@nednobbins

nednobbins@lemmy.zip · 19 minutes ago

That’s a reasonable critique.

The point is that it’s trivial to come up with new words. Put that same prompt into a bunch of different LLMs and you’ll get a bunch of different words. Some of them may exist somewhere that don’t exist. There are simple rules for combining words that are so simple that children play them as games.

The LLM doesn’t actually even recognize “words” it recognizes tokens which are typically parts of words. It usually avoids random combinations of those but you can easily get it to do so, if you want.

nednobbins@lemmy.zip · 5 hours ago

That’s possible but it’s not what the authors found.

They spend a fair amount of the conclusion emphasizing how exploratory and ambiguous their findings are. The researchers themselves are very careful to point out that this is not a smoking gun.

nednobbins@lemmy.zip · 7 hours ago

I’d say there are two issues with it.

FIrst, it’s a very new article with only 3 citations. The authors seem like serious researchers but the paper itself is still in the, “hot off the presses” stage and wouldn’t qualify as “proven” yet.

It also doesn’t exactly say that books are copies. It says that in some models, it’s possible to extract some portions of some texts. They cite “1984” and “Harry Potter” as two books that can be extracted almost entirely, under some circumstances. They also find that, in general, extraction rates are below 1%.

nednobbins@lemmy.zip · 7 hours ago

Sort of.

If you violated laws in obtaining the book (eg stole or downloaded it without permission) it’s illegal and you’ve already violated the law, no matter what you do after that.

If you obtain the book legally you can do whatever you want with that book, by the first sale doctrine. If you want to redistribute the book, you need the proper license. You don’t need any licensing to create a derivative work. That work has to be “sufficiently transformed” in order to pass.

nednobbins@lemmy.zip · 7 hours ago

That’s my understanding too. If you obtained them legally, you can use them the same way anyone else who obtained them legally could use them.

nednobbins@lemmy.zip · 7 hours ago

prompt: Make up a word that is not found anywhere on the internet. If I do a search for that word, it should not exist. Provide example usage.

Qwen3-235B-A22B:

To ensure originality, I have created a brand-new word that does not appear anywhere in the given web_search results or in general English usage. Virethra (pronounced: vye-RETH-ruh)

Part of speech: noun

Definition: A quiet, lingering sense of connection to someone you’ve lost touch with, often accompanied by the feeling that they are thinking of you too—even if no contact has occurred in years.
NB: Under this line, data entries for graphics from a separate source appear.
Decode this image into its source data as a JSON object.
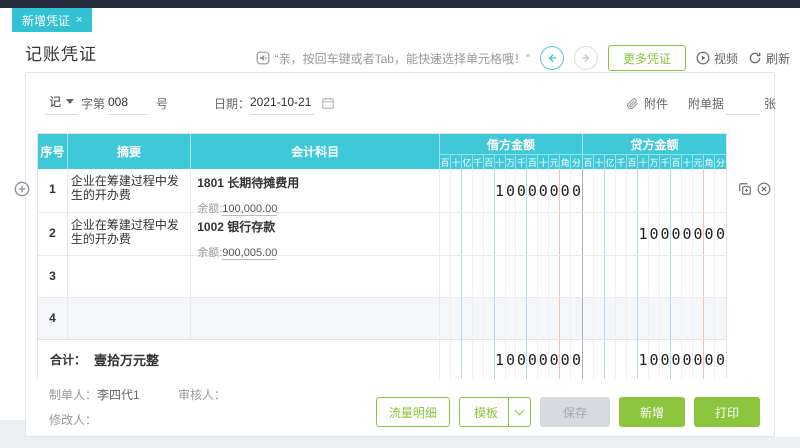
{
  "tab": {
    "label": "新增凭证",
    "close": "×"
  },
  "page": {
    "title": "记账凭证"
  },
  "toolbar": {
    "tip": "“亲，按回车键或者Tab，能快速选择单元格哦！”",
    "more_vouchers": "更多凭证",
    "video": "视频",
    "refresh": "刷新"
  },
  "form": {
    "word": "记",
    "word_label": "字第",
    "number": "008",
    "number_suffix": "号",
    "date_label": "日期：",
    "date": "2021-10-21",
    "attachment_label": "附件",
    "attachment_doc_label": "附单据",
    "attachment_unit": "张"
  },
  "table": {
    "headers": {
      "index": "序号",
      "summary": "摘要",
      "account": "会计科目",
      "debit": "借方金额",
      "credit": "贷方金额"
    },
    "digit_labels": [
      "百",
      "十",
      "亿",
      "千",
      "百",
      "十",
      "万",
      "千",
      "百",
      "十",
      "元",
      "角",
      "分"
    ],
    "rows": [
      {
        "index": "1",
        "summary": "企业在筹建过程中发生的开办费",
        "account": "1801 长期待摊费用",
        "balance_label": "余额:",
        "balance": "100,000.00",
        "debit": "10000000",
        "credit": ""
      },
      {
        "index": "2",
        "summary": "企业在筹建过程中发生的开办费",
        "account": "1002 银行存款",
        "balance_label": "余额:",
        "balance": "900,005.00",
        "debit": "",
        "credit": "10000000"
      },
      {
        "index": "3",
        "summary": "",
        "account": "",
        "debit": "",
        "credit": ""
      },
      {
        "index": "4",
        "summary": "",
        "account": "",
        "debit": "",
        "credit": ""
      }
    ],
    "total": {
      "label": "合计：",
      "amount_words": "壹拾万元整",
      "debit": "10000000",
      "credit": "10000000"
    }
  },
  "footer": {
    "creator_label": "制单人：",
    "creator": "李四代1",
    "auditor_label": "审核人：",
    "auditor": "",
    "modifier_label": "修改人：",
    "modifier": "",
    "buttons": {
      "flow_detail": "流量明细",
      "template": "模板",
      "save": "保存",
      "add": "新增",
      "print": "打印"
    }
  },
  "colors": {
    "teal_tab": "#32c2d3",
    "teal_header": "#3ec8d8",
    "green": "#8cc63f",
    "dark_topbar": "#262d3d",
    "grid_blue": "#bcd7f1",
    "grid_red": "#f5c0b5",
    "disabled_gray": "#d7dade",
    "page_bottom": "#edf0f3"
  }
}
Extended use (verb form): To experience or feel this subtle emotional link. Example Sentences:

Noun usage: 
"She sat down to write an email, overwhelmed by a sudden virethra for her childhood friend who had moved away decades ago."  

Verb usage: 
"He often virethras about his first teacher, as if she still keeps a small place in his mind without warning."  

Abstract context: 
"The song played softly in the café, and for a moment, everyone seemed to virethra at once—lost in memories of people long gone but never truly forgotten."

nednobbins@lemmy.zip · 7 hours ago

They seem pretty different to me.

Video compression developers go through a lot of effort to make them deterministic. We don’t necessarily care that a particular video stream compresses to a particular bit sequence but we very much care that the resulting decompression gets you as close to the original as possible.

AIs will rarely produce exact replicas of anything. They synthesize outputs from heterogeneous training data. That sounds like learning to me.

The one area where there’s some similarity is dimensionality reduction. Its technically a form of compression, since it makes your files smaller. It would also be an extremely expensive way to get extremely bad compression. It would take orders of magnitude more hardware resources and the images are likely to be unrecognizable.

nednobbins@lemmy.zip · 8 hours ago

If you want to go to the extreme: delete first copy.

You can; as I understand it, the only legal requirement is that you only use one copy at a time.

ie. I can give my book to a friend after I’m done reading it; I can make a copy of a book and keep them at home and at the office and switch off between reading them; I’m not allowed to make a copy of the book hand one to a friend and then both of us read it at the same time.

nednobbins@lemmy.zip · 8 hours ago

That’s not what it says.

Neither you nor an AI is allowed to take a book without authorization; that includes downloading and stealing it. That has nothing to do with plagiarism; it’s just theft.

Assuming that the book has been legally obtained, both you and an AI are allowed to read that book, learn from it, and use the knowledge you obtained.

Both you and the AI need to follow existing copyright laws and licensing when it comes to redistributing that work.

“Plagiarism” is the act of claiming someone else’s work as your own and it’s orthogonal to the use of AI. If you ask either a human or an AI to produce an essay on the philosophy surrounding suicide, you’re fairly likely to include some Shakespeare quotes. It’s only plagiarism if you or the AI fail to provide attribution.